あっちで、こっちで、友たちがきらきら、きらきらと眩しく輝いている。
今日ずっと見ていたのに。なんだか今初めて見るように、それは新鮮に、鮮烈にキラキラと輝く。
それぞれの人生に何かひとつがなかったらきっと今ここになかった、アントンのとても大切な眩しいものたち。
たくさんの奇跡を積み重ねて、今、きらきら、きらきらと光を放つ。才豊かで心優しい、これから国じゅうに幸を広げる、光溢れるものたち。
きっとまだアントンが出会っていない美しいものが今このときも、国中できらきらと眩しく輝いている。
この道を歩んでいる。これから先だって歩める。大好きな彼らたちと。まだここにいないこれから出会う誰かたちと。
歩むうちに大切な何かをいつか失うかもしれなくても。誰かが困っていれば手を引いて、転びそうなときは誰かに支えてもらって。そのときそのときに、大切に思えるものが今そこにあることをアントンは心から喜びながら進める。
あの日見た眩しい夢の先に、確かに今アントンはいる。
敬愛する王の傍らにいて、多くの正しき知識を持った先輩方がすぐ前にいて、大好きな友人たちがすぐ隣にいてくれる。
ぼろぼろぼろと涙が落ちる。こらえてもこらえきれずに情けない嗚咽が漏れる。なんてことだろうもう大人なのに。補佐官なのに。アントンは今日どこもかしこも塩まみれだ。

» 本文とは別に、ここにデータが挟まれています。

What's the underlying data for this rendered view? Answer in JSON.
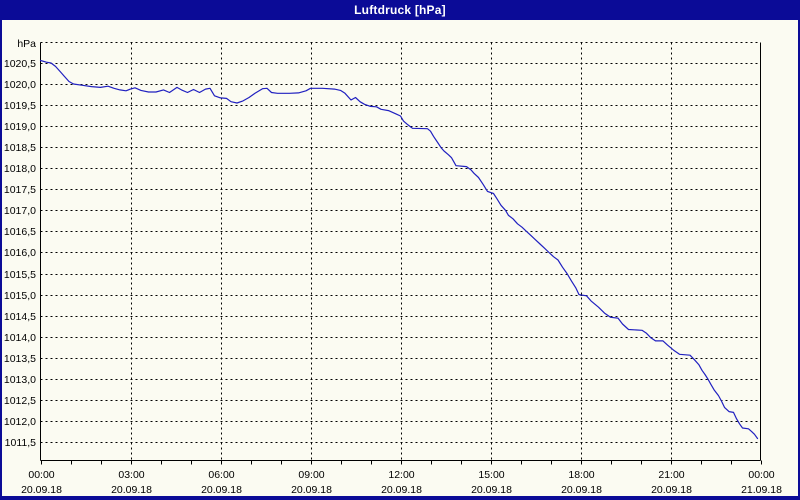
{
  "window": {
    "title": "Luftdruck [hPa]"
  },
  "colors": {
    "titlebar": "#0b0b97",
    "window_border": "#0b0b97",
    "title_text": "#ffffff",
    "background": "#fbfbf2",
    "grid": "#000000",
    "axis": "#000000",
    "label_text": "#000000",
    "line": "#2020c0"
  },
  "y_axis": {
    "unit": "hPa",
    "min": 1011.0,
    "max": 1021.0,
    "tick_step": 0.5,
    "first_tick_value": 1020.5,
    "tick_labels": [
      "1020,5",
      "1020,0",
      "1019,5",
      "1019,0",
      "1018,5",
      "1018,0",
      "1017,5",
      "1017,0",
      "1016,5",
      "1016,0",
      "1015,5",
      "1015,0",
      "1014,5",
      "1014,0",
      "1013,5",
      "1013,0",
      "1012,5",
      "1012,0",
      "1011,5"
    ]
  },
  "x_axis": {
    "hours_total": 24,
    "minor_tick_every_hours": 1,
    "label_every_hours": 3,
    "labels": [
      {
        "time": "00:00",
        "date": "20.09.18"
      },
      {
        "time": "03:00",
        "date": "20.09.18"
      },
      {
        "time": "06:00",
        "date": "20.09.18"
      },
      {
        "time": "09:00",
        "date": "20.09.18"
      },
      {
        "time": "12:00",
        "date": "20.09.18"
      },
      {
        "time": "15:00",
        "date": "20.09.18"
      },
      {
        "time": "18:00",
        "date": "20.09.18"
      },
      {
        "time": "21:00",
        "date": "20.09.18"
      },
      {
        "time": "00:00",
        "date": "21.09.18"
      }
    ]
  },
  "chart_data": {
    "type": "line",
    "title": "Luftdruck [hPa]",
    "xlabel": "",
    "ylabel": "hPa",
    "x_unit": "hours since 00:00 20.09.18",
    "ylim": [
      1011.0,
      1021.0
    ],
    "x_range_hours": [
      0,
      24
    ],
    "x_tick_hours": [
      0,
      3,
      6,
      9,
      12,
      15,
      18,
      21,
      24
    ],
    "grid": true,
    "legend": false,
    "series_name": "Luftdruck",
    "points": [
      [
        0.0,
        1020.56
      ],
      [
        0.2,
        1020.52
      ],
      [
        0.35,
        1020.5
      ],
      [
        0.5,
        1020.42
      ],
      [
        0.65,
        1020.3
      ],
      [
        0.8,
        1020.18
      ],
      [
        0.95,
        1020.06
      ],
      [
        1.1,
        1020.0
      ],
      [
        1.4,
        1019.97
      ],
      [
        1.7,
        1019.94
      ],
      [
        2.0,
        1019.92
      ],
      [
        2.25,
        1019.95
      ],
      [
        2.45,
        1019.9
      ],
      [
        2.65,
        1019.86
      ],
      [
        2.85,
        1019.84
      ],
      [
        3.0,
        1019.88
      ],
      [
        3.15,
        1019.91
      ],
      [
        3.35,
        1019.85
      ],
      [
        3.6,
        1019.81
      ],
      [
        3.85,
        1019.81
      ],
      [
        4.1,
        1019.86
      ],
      [
        4.3,
        1019.8
      ],
      [
        4.55,
        1019.92
      ],
      [
        4.7,
        1019.86
      ],
      [
        4.9,
        1019.8
      ],
      [
        5.1,
        1019.87
      ],
      [
        5.3,
        1019.8
      ],
      [
        5.5,
        1019.88
      ],
      [
        5.65,
        1019.9
      ],
      [
        5.8,
        1019.72
      ],
      [
        6.0,
        1019.67
      ],
      [
        6.2,
        1019.66
      ],
      [
        6.35,
        1019.58
      ],
      [
        6.55,
        1019.55
      ],
      [
        6.75,
        1019.6
      ],
      [
        6.95,
        1019.68
      ],
      [
        7.15,
        1019.78
      ],
      [
        7.4,
        1019.89
      ],
      [
        7.55,
        1019.9
      ],
      [
        7.7,
        1019.8
      ],
      [
        7.9,
        1019.78
      ],
      [
        8.3,
        1019.78
      ],
      [
        8.6,
        1019.79
      ],
      [
        8.85,
        1019.84
      ],
      [
        9.0,
        1019.9
      ],
      [
        9.4,
        1019.9
      ],
      [
        9.8,
        1019.88
      ],
      [
        10.0,
        1019.85
      ],
      [
        10.15,
        1019.78
      ],
      [
        10.35,
        1019.62
      ],
      [
        10.5,
        1019.68
      ],
      [
        10.65,
        1019.58
      ],
      [
        10.8,
        1019.52
      ],
      [
        11.0,
        1019.47
      ],
      [
        11.2,
        1019.46
      ],
      [
        11.35,
        1019.4
      ],
      [
        11.6,
        1019.37
      ],
      [
        11.85,
        1019.29
      ],
      [
        12.0,
        1019.24
      ],
      [
        12.1,
        1019.12
      ],
      [
        12.25,
        1019.03
      ],
      [
        12.4,
        1018.95
      ],
      [
        12.9,
        1018.94
      ],
      [
        13.0,
        1018.88
      ],
      [
        13.1,
        1018.76
      ],
      [
        13.25,
        1018.6
      ],
      [
        13.35,
        1018.49
      ],
      [
        13.45,
        1018.41
      ],
      [
        13.6,
        1018.32
      ],
      [
        13.7,
        1018.25
      ],
      [
        13.85,
        1018.06
      ],
      [
        14.2,
        1018.04
      ],
      [
        14.35,
        1017.96
      ],
      [
        14.45,
        1017.88
      ],
      [
        14.6,
        1017.78
      ],
      [
        14.75,
        1017.62
      ],
      [
        14.9,
        1017.45
      ],
      [
        15.1,
        1017.4
      ],
      [
        15.2,
        1017.29
      ],
      [
        15.35,
        1017.12
      ],
      [
        15.5,
        1017.0
      ],
      [
        15.6,
        1016.88
      ],
      [
        15.75,
        1016.8
      ],
      [
        15.9,
        1016.68
      ],
      [
        16.05,
        1016.6
      ],
      [
        16.2,
        1016.5
      ],
      [
        16.35,
        1016.4
      ],
      [
        16.5,
        1016.3
      ],
      [
        16.65,
        1016.2
      ],
      [
        16.8,
        1016.1
      ],
      [
        16.95,
        1016.0
      ],
      [
        17.1,
        1015.9
      ],
      [
        17.25,
        1015.82
      ],
      [
        17.4,
        1015.65
      ],
      [
        17.55,
        1015.5
      ],
      [
        17.7,
        1015.32
      ],
      [
        17.85,
        1015.15
      ],
      [
        17.95,
        1015.0
      ],
      [
        18.2,
        1014.97
      ],
      [
        18.35,
        1014.85
      ],
      [
        18.6,
        1014.7
      ],
      [
        18.8,
        1014.56
      ],
      [
        19.0,
        1014.46
      ],
      [
        19.25,
        1014.44
      ],
      [
        19.4,
        1014.3
      ],
      [
        19.6,
        1014.17
      ],
      [
        20.05,
        1014.15
      ],
      [
        20.2,
        1014.08
      ],
      [
        20.35,
        1013.97
      ],
      [
        20.5,
        1013.9
      ],
      [
        20.75,
        1013.9
      ],
      [
        20.9,
        1013.8
      ],
      [
        21.1,
        1013.68
      ],
      [
        21.3,
        1013.58
      ],
      [
        21.65,
        1013.56
      ],
      [
        21.8,
        1013.45
      ],
      [
        21.95,
        1013.33
      ],
      [
        22.05,
        1013.2
      ],
      [
        22.15,
        1013.1
      ],
      [
        22.25,
        1012.99
      ],
      [
        22.35,
        1012.86
      ],
      [
        22.45,
        1012.74
      ],
      [
        22.6,
        1012.6
      ],
      [
        22.7,
        1012.47
      ],
      [
        22.8,
        1012.32
      ],
      [
        22.95,
        1012.22
      ],
      [
        23.1,
        1012.2
      ],
      [
        23.2,
        1012.05
      ],
      [
        23.3,
        1011.93
      ],
      [
        23.4,
        1011.83
      ],
      [
        23.6,
        1011.81
      ],
      [
        23.7,
        1011.75
      ],
      [
        23.8,
        1011.68
      ],
      [
        23.9,
        1011.58
      ]
    ]
  }
}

やっぱりハリー=ジョイスはすごいとアントンは思う。こんな素晴らしい男が王の駒であり自分の友人であることを、アントンは何遍だって神様に感謝しなければならない。
「とっても美味しくて、……とっても楽しい」
泣きながら笑うアントンの横でハリーが構わず肉を食べ杯を傾け、アントンは野菜を食べる。
帰ってきた友人たちはアントンの涙に一切動じず、わいわいとまた肉に戻る。ハリーが立ち上がり布を汗だくの額に巻き付け立ち上がり、またじゅうじゅうと肉を焼く。
香ばしい香りが満ちるキラキラとした光のなかを川が走る。
川辺に若者たちの明るい声が響いている。